Search code examples
python-2.7scipycurve-fittingoutliersbest-fit-curve

Outlier detection using recursive curve fitting and error elimination


Is there any way to do anomaly detection in dataset using recursive curve fitting and removing points having the most mean square error with respect to the curve, upto an acceptable threshold?

I am using the scipy.optimize.curve_fit function for python 2.7, and I need to work with python preferably.


Solution

  • You are most probably speaking about recursive regression (which is quite easy in Matlab). For python, try and use the scipy.optimize.curve_fit.

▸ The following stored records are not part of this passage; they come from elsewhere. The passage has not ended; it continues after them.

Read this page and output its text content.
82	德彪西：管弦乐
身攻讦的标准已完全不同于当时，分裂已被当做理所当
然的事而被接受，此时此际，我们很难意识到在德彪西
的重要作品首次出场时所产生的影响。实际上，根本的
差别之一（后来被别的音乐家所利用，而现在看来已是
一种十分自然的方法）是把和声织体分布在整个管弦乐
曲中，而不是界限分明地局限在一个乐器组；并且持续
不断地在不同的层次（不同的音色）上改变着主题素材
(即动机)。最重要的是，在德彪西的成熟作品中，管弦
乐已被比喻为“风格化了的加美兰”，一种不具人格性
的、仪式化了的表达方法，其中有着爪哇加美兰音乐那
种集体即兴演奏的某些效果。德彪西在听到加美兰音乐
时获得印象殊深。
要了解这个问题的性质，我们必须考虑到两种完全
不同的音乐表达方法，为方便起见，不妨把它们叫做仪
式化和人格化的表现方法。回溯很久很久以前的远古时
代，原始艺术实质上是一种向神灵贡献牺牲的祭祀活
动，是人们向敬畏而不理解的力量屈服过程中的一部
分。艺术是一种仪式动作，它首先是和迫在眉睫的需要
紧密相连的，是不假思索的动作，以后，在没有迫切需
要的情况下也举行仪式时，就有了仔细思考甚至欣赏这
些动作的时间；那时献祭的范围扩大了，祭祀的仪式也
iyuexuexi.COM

    For a simple 3 degree polynomial fit, this would work based on numpy.polyfit and poly1d.

    import numpy as np
    import matplotlib.pyplot as plt
    
    points = np.array([(1, 1), (2, 4), (3, 1), (9, 3)])
    # get x and y vectors
    x = points[:,0]
    y = points[:,1]
    
    # calculate polynomial
    z = np.polyfit(x, y, 3)
    f = np.poly1d(z)
    
    # calculate new x's and y's
    x_new = np.linspace(x[0], x[-1], 50)
    y_new = f(x_new)
    
    plt.plot(x,y,'o', x_new, y_new)
    plt.xlim([x[0]-1, x[-1] + 1 ])
    plt.show()